Conflit immobilier à Kaloum : Un  célèbre avocat au cœur d’une affaire de loyers impayés

Ce lundi 24 mars 2025, un groupe de femmes en colère a organisé un sit-in devant le cabinet de l’avocat Me Dinah Sampil, situé à Almamya, dans la commune de Kaloum. Munies de foulards rouges et de pancartes sur lesquelles on pouvait lire des slogans tels que « Locataire illégal, dégagez de notre maison ! » et « Un avocat qui abuse de son statut pour harceler les citoyens guinéens ! », elles sont venues soutenir Ramatoulaye Sangaré, la propriétaire des lieux.
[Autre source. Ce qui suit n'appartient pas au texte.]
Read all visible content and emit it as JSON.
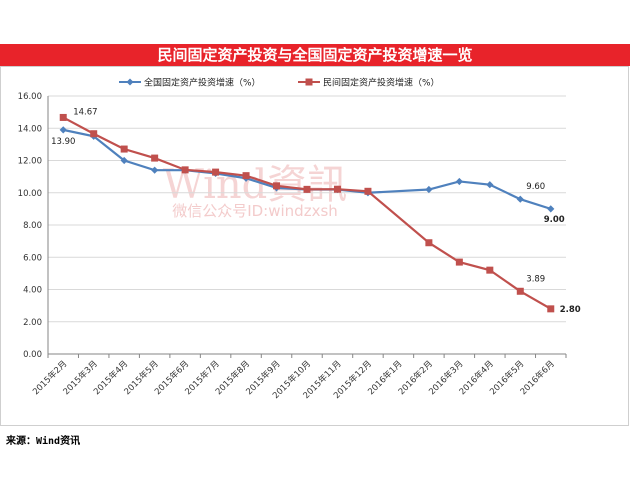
{
  "title": "民间固定资产投资与全国固定资产投资增速一览",
  "source": "来源：Wind资讯",
  "watermark": {
    "main": "Wind資訊",
    "sub": "微信公众号ID:windzxsh"
  },
  "colors": {
    "title_bg": "#e8232a",
    "national": "#4f81bd",
    "private": "#c0504d",
    "grid": "#d9d9d9",
    "watermark": "#f2c6c6"
  },
  "chart_data": {
    "type": "line",
    "categories": [
      "2015年2月",
      "2015年3月",
      "2015年4月",
      "2015年5月",
      "2015年6月",
      "2015年7月",
      "2015年8月",
      "2015年9月",
      "2015年10月",
      "2015年11月",
      "2015年12月",
      "2016年1月",
      "2016年2月",
      "2016年3月",
      "2016年4月",
      "2016年5月",
      "2016年6月"
    ],
    "series": [
      {
        "name": "全国固定资产投资增速（%）",
        "marker": "diamond",
        "values": [
          13.9,
          13.5,
          12.0,
          11.4,
          11.4,
          11.2,
          10.9,
          10.3,
          10.2,
          10.2,
          10.0,
          null,
          10.2,
          10.7,
          10.5,
          9.6,
          9.0
        ]
      },
      {
        "name": "民间固定资产投资增速（%）",
        "marker": "square",
        "values": [
          14.67,
          13.66,
          12.71,
          12.15,
          11.42,
          11.28,
          11.06,
          10.43,
          10.21,
          10.22,
          10.09,
          null,
          6.9,
          5.7,
          5.2,
          3.89,
          2.8
        ]
      }
    ],
    "ylim": [
      0,
      16
    ],
    "yticks": [
      "0.00",
      "2.00",
      "4.00",
      "6.00",
      "8.00",
      "10.00",
      "12.00",
      "14.00",
      "16.00"
    ],
    "grid": true,
    "legend": "top",
    "data_labels": [
      {
        "series": 0,
        "index": 0,
        "text": "13.90"
      },
      {
        "series": 1,
        "index": 0,
        "text": "14.67"
      },
      {
        "series": 0,
        "index": 15,
        "text": "9.60"
      },
      {
        "series": 0,
        "index": 16,
        "text": "9.00"
      },
      {
        "series": 1,
        "index": 15,
        "text": "3.89"
      },
      {
        "series": 1,
        "index": 16,
        "text": "2.80"
      }
    ]
  }
}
Ramatoulaye Sangaré accuse Me Dinah Sampil de ne pas avoir payé son loyer depuis deux ans.

 

 

« La maison où il a installé son cabinet appartient à mes parents et à mes grands-parents », a-t-elle déclaré, visiblement émue. « Cela fait deux ans qu’il occupe les lieux, alors que son contrat a expiré depuis longtemps et qu’il refuse de payer le loyer. »

Selon Mme Sangaré, sa famille a demandé à plusieurs reprises à l’avocat de quitter les lieux, mais il a refusé et a même créé des tensions.
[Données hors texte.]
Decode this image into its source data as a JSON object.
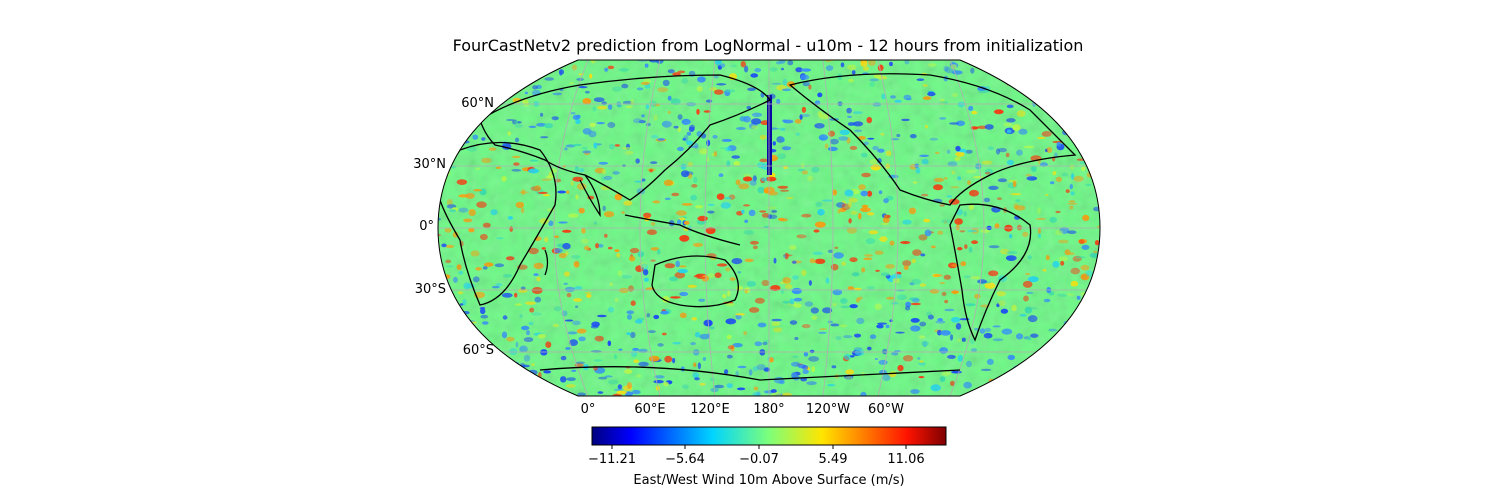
{
  "title": "FourCastNetv2 prediction from LogNormal - u10m - 12 hours from initialization",
  "map": {
    "projection": "Robinson",
    "central_longitude": 180,
    "variable": "u10m",
    "lat_labels": [
      "60°N",
      "30°N",
      "0°",
      "30°S",
      "60°S"
    ],
    "lon_labels": [
      "0°",
      "60°E",
      "120°E",
      "180°",
      "120°W",
      "60°W"
    ]
  },
  "colorbar": {
    "colormap": "jet",
    "ticks": [
      "−11.21",
      "−5.64",
      "−0.07",
      "5.49",
      "11.06"
    ],
    "min": -13.5,
    "max": 13.5,
    "label": "East/West Wind 10m Above Surface (m/s)"
  },
  "colors": {
    "coast": "#000000",
    "grid": "#b0b0b0"
  }
}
« Il a insulté ma mère et moi. J’ai même une vidéo où il profère des injures. C’est inadmissible », a-t-elle confié, dénonçant une situation qu’elle juge injuste. Elle accuse également Me Sampil d’abuser de son statut d’avocat pour entraver ses démarches auprès des autorités.

« Partout où je porte plainte, il intervient, donne sa version, et on refuse de m’écouter. Cela dure depuis deux ans. »

Ramatoulaye Sangaré affirme avoir saisi plusieurs institutions, notamment le bâtonnier, le procureur de Kaloum et la gendarmerie, mais sans succès. « Rien n’a changé, tout est bloqué », a-t-elle déploré. Elle précise que Me Sampil doit 3,5 millions de francs guinéens par mois, soit un total de deux ans d’arriérés de loyers, ce qui rend la situation intenable pour elle et sa famille.

 « Nous avons décidé de fermer aujourd’hui, car le contrat est expiré et il refuse de partir. » Elle rappelle également être la seule représentante légale de la famille pour gérer les biens et estime que Me Sampil n’a plus aucun droit d’occuper la maison.

« Il n’est ni héritier, ni cohéritier. Il ne fait pas partie de la famille. S’il y avait un problème interne, nous l’aurions réglé en famille, mais lui, en tant que locataire, il n’a rien à voir avec ça. »

 

 

Cette affaire met en lumière un conflit qui dure depuis deux ans et qui oppose une propriétaire à un avocat. Les accusations portées contre Me Dinah Sampil sont graves et soulèvent des questions sur l’éthique et le respect de la loi. L’issue de cette affaire dépendra de la capacité des autorités à faire respecter les droits de chacun et à rétablir la justice.